Although the original method5 also proposed the third statistic, the average correlation strength between the DNB variables and the others, we did not use it because the third statistic frequently does not behave as expected. Theoretically, the third statistic works only when the dominant eigenvector of the Jacobian matrix of a dynamical system contains exactly zero elements5, and even a small deviation from zero may result in wrong behavior. In fact, the third statistic for the 147 DNB genes was almost constant (Supplementary Fig. S10). A possible reason is that the dominant eigenvector of the Jacobian matrix in this case did not contain exactly zero elements.

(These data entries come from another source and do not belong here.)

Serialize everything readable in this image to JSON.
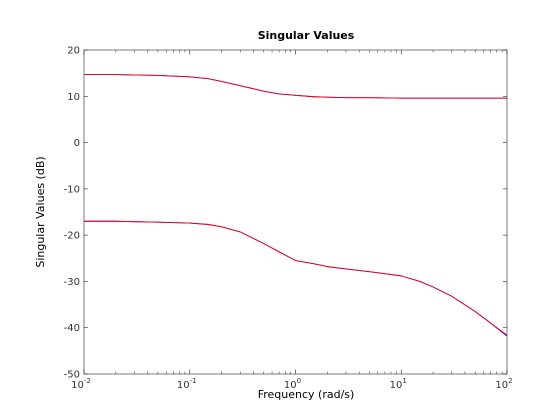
{
  "chart_data": {
    "type": "line",
    "title": "Singular Values",
    "xlabel": "Frequency (rad/s)",
    "ylabel": "Singular Values (dB)",
    "xscale": "log",
    "xlim": [
      0.01,
      100
    ],
    "ylim": [
      -50,
      20
    ],
    "grid": false,
    "x_ticks": [
      {
        "value": 0.01,
        "base": "10",
        "exp": "-2"
      },
      {
        "value": 0.1,
        "base": "10",
        "exp": "-1"
      },
      {
        "value": 1,
        "base": "10",
        "exp": "0"
      },
      {
        "value": 10,
        "base": "10",
        "exp": "1"
      },
      {
        "value": 100,
        "base": "10",
        "exp": "2"
      }
    ],
    "y_ticks": [
      20,
      10,
      0,
      -10,
      -20,
      -30,
      -40,
      -50
    ],
    "series": [
      {
        "color": "#0000ff",
        "x": [
          0.01,
          0.02,
          0.05,
          0.1,
          0.15,
          0.2,
          0.3,
          0.5,
          0.7,
          1,
          1.5,
          2,
          3,
          5,
          10,
          20,
          50,
          100
        ],
        "y": [
          14.7,
          14.7,
          14.5,
          14.2,
          13.8,
          13.2,
          12.3,
          11.1,
          10.5,
          10.2,
          9.9,
          9.8,
          9.7,
          9.7,
          9.6,
          9.6,
          9.6,
          9.6
        ]
      },
      {
        "color": "#ff0000",
        "x": [
          0.01,
          0.02,
          0.05,
          0.1,
          0.15,
          0.2,
          0.3,
          0.5,
          0.7,
          1,
          1.5,
          2,
          3,
          5,
          10,
          20,
          50,
          100
        ],
        "y": [
          14.7,
          14.7,
          14.5,
          14.2,
          13.8,
          13.2,
          12.3,
          11.1,
          10.5,
          10.2,
          9.9,
          9.8,
          9.7,
          9.7,
          9.6,
          9.6,
          9.6,
          9.6
        ]
      },
      {
        "color": "#0000ff",
        "x": [
          0.01,
          0.02,
          0.05,
          0.1,
          0.15,
          0.2,
          0.3,
          0.5,
          0.7,
          1,
          1.5,
          2,
          3,
          5,
          10,
          15,
          20,
          30,
          50,
          70,
          100
        ],
        "y": [
          -17.0,
          -17.0,
          -17.2,
          -17.4,
          -17.7,
          -18.2,
          -19.3,
          -21.8,
          -23.6,
          -25.5,
          -26.2,
          -26.8,
          -27.3,
          -27.9,
          -28.8,
          -30.0,
          -31.2,
          -33.2,
          -36.5,
          -39.0,
          -41.8
        ]
      },
      {
        "color": "#ff0000",
        "x": [
          0.01,
          0.02,
          0.05,
          0.1,
          0.15,
          0.2,
          0.3,
          0.5,
          0.7,
          1,
          1.5,
          2,
          3,
          5,
          10,
          15,
          20,
          30,
          50,
          70,
          100
        ],
        "y": [
          -17.0,
          -17.0,
          -17.2,
          -17.4,
          -17.7,
          -18.2,
          -19.3,
          -21.8,
          -23.6,
          -25.5,
          -26.2,
          -26.8,
          -27.3,
          -27.9,
          -28.8,
          -30.0,
          -31.2,
          -33.2,
          -36.5,
          -39.0,
          -41.6
        ]
      }
    ]
  }
}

This may occur if we regard the elements of the eigenvector as continuous random variables following certain continuous distributions because the conditions of real living organisms are perpetually fluctuating. In that case, the probability measure of any one of the elements being exactly zero becomes zero. Therefore, all elements take non-zero values almost surely as long as the assumptions described above hold true.